その声に驚いて木々に止まっていた鳥たちが空へと羽ばたいていった。
別にあの神様見習いを信じてなかったわけじゃなかったけど、こうして本当に異世界に転生したのが本当に信じられない。
「とっ……喜んでばかりもいられないよな」
ここがまだどんなところなのかもわからないし、一見平和そうな森かもしれないがもしかたら凶暴な生き物が潜んでいるかもしれない。
そしてそれ以上に重大な……決して目を背けてはいけない事実もある。
「やっぱり全裸だ……」
もう全裸。これ以上にないくらい全裸。
せめて腰布くらいサービスでつけてくれても良かっただろうに。
「どうするべきかな……あのシエルって子が来てくれるのをここで待つべきなのかな?」
俺の後を追いかけてきてくれるとは言っていたものの、それがいつなのかは聞いてなかった。
できることなら一刻も早く来ていただいて、今の俺の現状をなんとかしてほしいものである。
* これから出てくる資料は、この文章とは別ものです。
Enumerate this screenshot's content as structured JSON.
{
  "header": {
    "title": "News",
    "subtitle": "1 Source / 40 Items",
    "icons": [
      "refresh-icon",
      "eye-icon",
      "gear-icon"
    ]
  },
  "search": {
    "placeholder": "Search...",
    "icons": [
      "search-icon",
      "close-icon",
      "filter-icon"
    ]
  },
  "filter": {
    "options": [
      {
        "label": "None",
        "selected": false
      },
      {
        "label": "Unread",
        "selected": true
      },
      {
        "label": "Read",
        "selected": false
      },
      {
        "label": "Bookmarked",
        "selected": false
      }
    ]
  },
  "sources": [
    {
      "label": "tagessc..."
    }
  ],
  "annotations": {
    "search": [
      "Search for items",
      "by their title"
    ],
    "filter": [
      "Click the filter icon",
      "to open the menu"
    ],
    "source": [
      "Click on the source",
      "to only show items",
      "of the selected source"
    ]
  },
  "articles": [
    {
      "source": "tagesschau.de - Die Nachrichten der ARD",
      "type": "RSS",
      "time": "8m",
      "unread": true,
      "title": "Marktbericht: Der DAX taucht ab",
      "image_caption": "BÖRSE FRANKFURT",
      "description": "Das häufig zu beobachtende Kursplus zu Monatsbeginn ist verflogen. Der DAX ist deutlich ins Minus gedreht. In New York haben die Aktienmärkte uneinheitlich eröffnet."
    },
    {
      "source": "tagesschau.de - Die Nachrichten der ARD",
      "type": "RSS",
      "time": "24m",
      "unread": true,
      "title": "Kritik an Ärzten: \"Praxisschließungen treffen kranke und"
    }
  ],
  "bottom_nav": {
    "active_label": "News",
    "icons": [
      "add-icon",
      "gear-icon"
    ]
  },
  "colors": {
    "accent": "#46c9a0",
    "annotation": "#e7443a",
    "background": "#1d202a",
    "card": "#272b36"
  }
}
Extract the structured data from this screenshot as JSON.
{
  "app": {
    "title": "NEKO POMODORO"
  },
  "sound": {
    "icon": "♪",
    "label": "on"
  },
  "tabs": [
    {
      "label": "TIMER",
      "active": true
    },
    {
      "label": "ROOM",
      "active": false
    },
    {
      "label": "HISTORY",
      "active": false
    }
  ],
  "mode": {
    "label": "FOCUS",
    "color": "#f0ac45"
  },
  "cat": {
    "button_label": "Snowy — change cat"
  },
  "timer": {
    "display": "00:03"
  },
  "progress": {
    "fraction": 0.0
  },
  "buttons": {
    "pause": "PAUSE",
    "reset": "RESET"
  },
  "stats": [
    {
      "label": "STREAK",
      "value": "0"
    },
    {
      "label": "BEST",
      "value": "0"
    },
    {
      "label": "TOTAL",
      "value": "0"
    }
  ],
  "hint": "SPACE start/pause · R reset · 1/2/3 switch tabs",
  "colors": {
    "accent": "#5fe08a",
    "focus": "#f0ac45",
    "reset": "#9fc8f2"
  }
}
「どこかに布とか落ちてないかな?さすがに全裸のままではいろいろと困るし」
そう思って辺りを見回すものの、それらしい物は見つからない。
いっそ葉っぱで隠すかとも考えたが、その葉っぱに質の悪い虫が付いてたらと思うとゾッとしたのでその考えは3秒で捨てた。
「少しだけその辺探してみるか?ちょっとだけ探してなにもなかったらまたここに戻ってこればいいしな!」
何事もポジティブシンキング!
とりあえず目についた方向に向け、草むらをかき分けながら進んでいく。
全裸のままだから草がチクチク刺さって痛い……かと思いきや全然そんなことがない。
この世界の草は人間にやさしい構造でもしてるのかな?
草を見下ろしつつ不思議に思いながら歩いていると、木の枝に頭をぶつけてしまった。
「いっ……たくない?あれ?」
割と太い木の枝だったのだが、俺の頭がぶつかったところからぽっきりと折れている。
地面に落ちた木の枝を拾い、試しにちょっと力を入れて曲げようとしたらあっさりと折れてしまった。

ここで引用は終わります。